Une bouffée d’oxygène…

L’entrée dans les nouveaux locaux, rue Corot, en 1997 a été une bouffée d’oxygène pour toute l’équipe. Nous avons pu mettre en place de nouveaux ateliers, des jeux collectifs et de l’accompagnement scolaire. Là, on accède à une autre dimension. On accompagne les enfants sur tout un parcours et cela devient très riche. On transmet et l’on reçoit. Des parcours de vie se dessinent. On voit les enfants grandir et l’on comprend qu’on a laissé une trace, que des rencontres faites au CLJ, des moments vécus ici les ont profondément marqués. Certains vous en reparlent des années plus tard.

Il y a eu des échecs bien sûr mais aussi beaucoup de succès. La plus grande fierté c’est d’en voir certains, devenus adultes, embrasser ce métier et rejoindre à leur tour notre structure comme encadrants. C’est le cas de Kader par exemple que j’ai connu enfant et qui nous a rejoints au printemps dernier. C’est quelque chose qui ne peut advenir qu’avec le temps, après un travail sur le long terme. Là c’est une grande récompense, on a construit quelque chose.

 » Le CLJ, vous n’y touchez pas… « 

Clichy-sous-Bois, octobre 2005En 2005, lorsque tout brûlait, le CLJ a été épargné. Protégé par des collègues bien sûr mais aussi par les familles, par les adultes. Le mot circulait : « Le CLJ vous n’y touchez pas ! ».

D’ailleurs, après les émeutes les inscriptions au Centre ont bondi. Malgré le contexte, le CLJ restait un repère, un endroit rassurant. Beaucoup de choses ont changé depuis. Beaucoup d’investissements ont été faits, matériels et humains, et les gens ont retrouvé une dignité. Comprenez que certains avaient honte de vivre ici. Ils n’osaient même pas inviter leur famille à les visiter.

Donc, il ne faut jamais lâcher. Le temps passe vite et la « paix » est une notion fragile.
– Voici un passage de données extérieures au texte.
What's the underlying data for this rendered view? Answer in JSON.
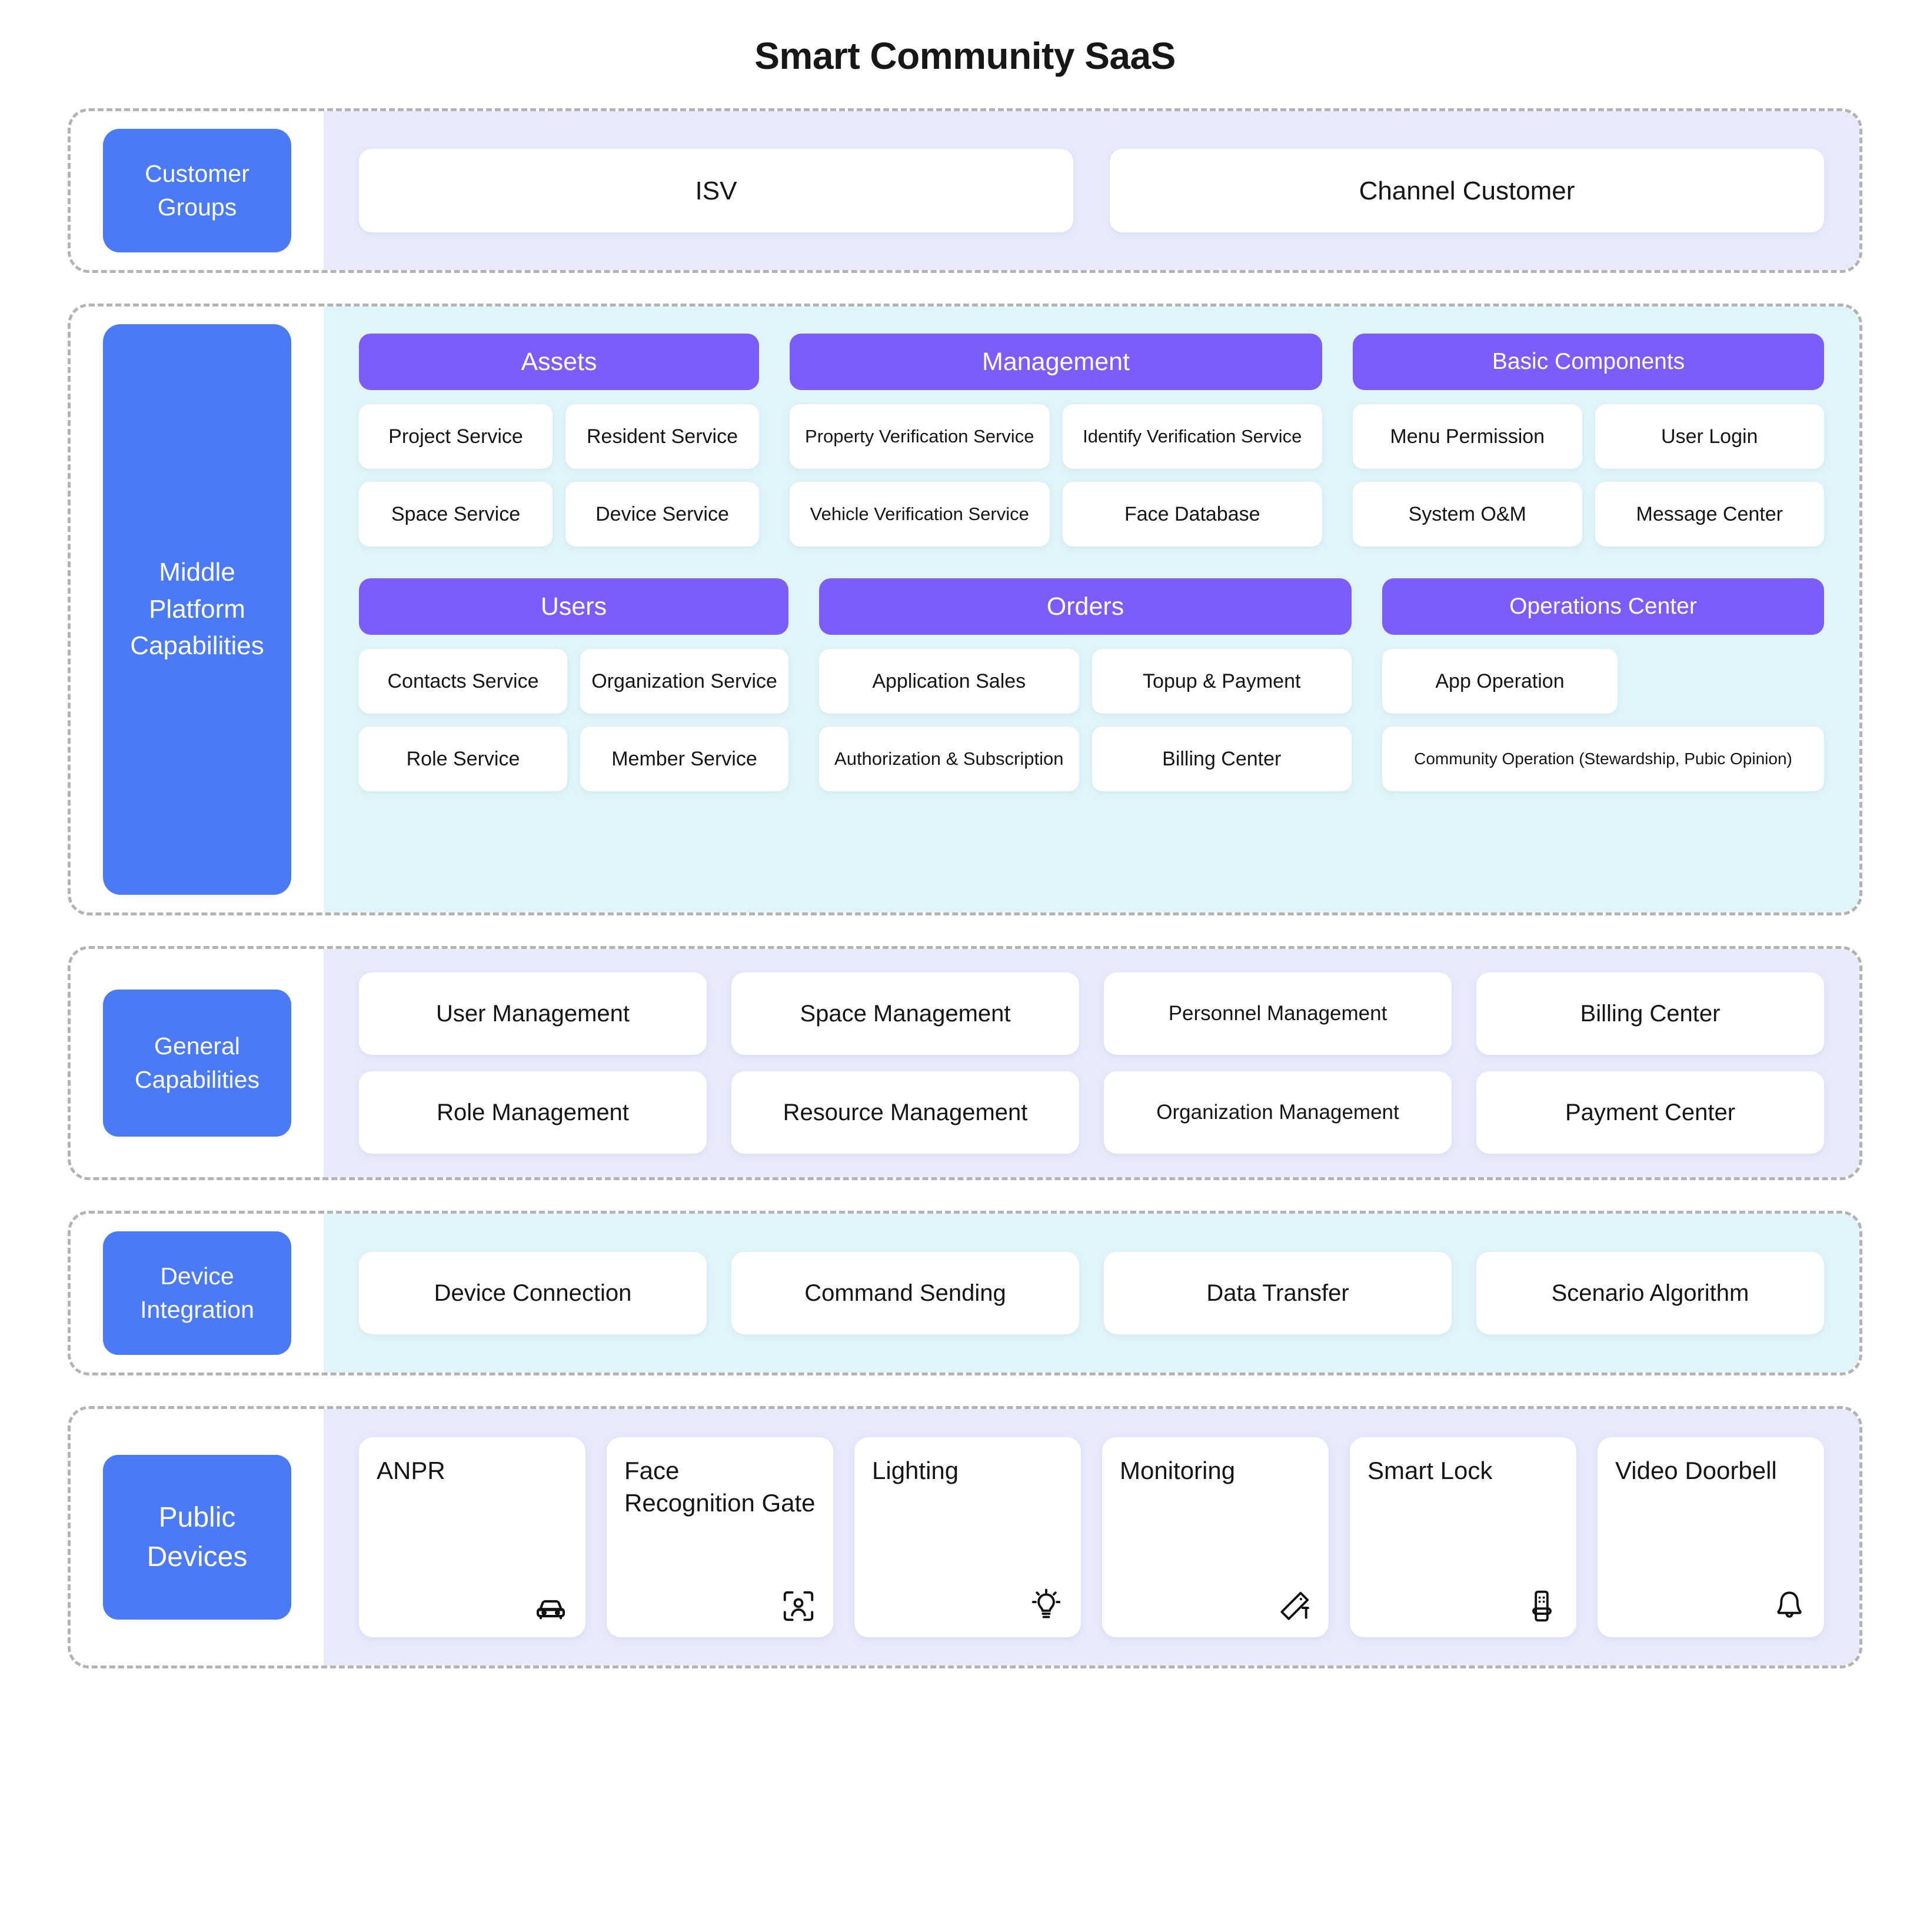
{
  "title": "Smart Community SaaS",
  "colors": {
    "label_blue": "#4a7af5",
    "header_purple": "#7c5cfa",
    "tint_lavender": "#e8eafc",
    "tint_cyan": "#e0f5fb",
    "dashed_border": "#b3b3b3"
  },
  "customer_groups": {
    "label": "Customer\nGroups",
    "label_line1": "Customer",
    "label_line2": "Groups",
    "items": [
      "ISV",
      "Channel Customer"
    ]
  },
  "middle_platform": {
    "label_line1": "Middle",
    "label_line2": "Platform",
    "label_line3": "Capabilities",
    "groups": [
      {
        "header": "Assets",
        "items": [
          "Project Service",
          "Resident Service",
          "Space Service",
          "Device Service"
        ]
      },
      {
        "header": "Management",
        "items": [
          "Property Verification Service",
          "Identify Verification Service",
          "Vehicle Verification Service",
          "Face Database"
        ]
      },
      {
        "header": "Basic Components",
        "items": [
          "Menu Permission",
          "User Login",
          "System O&M",
          "Message Center"
        ]
      },
      {
        "header": "Users",
        "items": [
          "Contacts Service",
          "Organization Service",
          "Role Service",
          "Member Service"
        ]
      },
      {
        "header": "Orders",
        "items": [
          "Application Sales",
          "Topup & Payment",
          "Authorization & Subscription",
          "Billing Center"
        ]
      },
      {
        "header": "Operations Center",
        "items": [
          "App Operation",
          "Community Operation (Stewardship, Pubic Opinion)"
        ]
      }
    ]
  },
  "general_capabilities": {
    "label_line1": "General",
    "label_line2": "Capabilities",
    "items": [
      "User Management",
      "Space Management",
      "Personnel Management",
      "Billing Center",
      "Role Management",
      "Resource Management",
      "Organization Management",
      "Payment Center"
    ]
  },
  "device_integration": {
    "label_line1": "Device",
    "label_line2": "Integration",
    "items": [
      "Device Connection",
      "Command Sending",
      "Data Transfer",
      "Scenario Algorithm"
    ]
  },
  "public_devices": {
    "label_line1": "Public",
    "label_line2": "Devices",
    "items": [
      {
        "label": "ANPR",
        "icon": "car-icon"
      },
      {
        "label": "Face Recognition Gate",
        "icon": "face-scan-icon"
      },
      {
        "label": "Lighting",
        "icon": "lightbulb-icon"
      },
      {
        "label": "Monitoring",
        "icon": "cctv-camera-icon"
      },
      {
        "label": "Smart Lock",
        "icon": "smart-lock-icon"
      },
      {
        "label": "Video Doorbell",
        "icon": "bell-icon"
      }
    ]
  }
}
Il faut dire aux jeunes que l’on a besoin d’eux et qu’ils peuvent compter sur nous. Que nous pouvons leur donner des outils pour avancer dans la vie. Nous n’aurons été qu’une étape dans leur parcours, mais nous aurons été là ! »

 

Kader Hamra : « Pour moi qui ai grandi aux Bosquets le CLJ ça compte, c’est la famille ! »

« Quand j’ai commencé à y aller en 92, 93, il y avait beaucoup d’attentats en Algérie. Impossible d’y retourner l’été en famille. Alors, on allait au CLJ. Gamins on avait que ça et ça nous a tous marqués, personne n’a oublié. Je ne me serais pas forcément tourné vers l’école de Police sans eux. Nous n’avions pas d’appréhension, nous découvrions qu’il y a des femmes et des hommes sous l’uniforme. La grande nouveauté par rapport à mon époque c’est une mixité de plus en plus grande, tant de genres que sociale. De plus en plus de jeunes filles viennent au Centre ainsi que des jeunes issus des quartiers pavillonnaires de la Ville. Ce n’est plus seulement Les Bosquets… ».

Christelle Poirson : « Ce que nous faisons ici est très précieux mais inquantifiable »

« J’ai travaillé 10 ans à la brigade des mineurs avant de venir au CLJ. J’ai vu des choses terribles. Des jeunes gens bien « foutre leur vie en l’air » stupidement. J’ai voulu faire de la prévention, agir en amont avant que cela n’arrive. Nous amenons nos projets et abordons avec eux des sujets importants. On « plante une graine » indéniablement et cela finit par pousser. C’est très précieux mais inquantifiable ».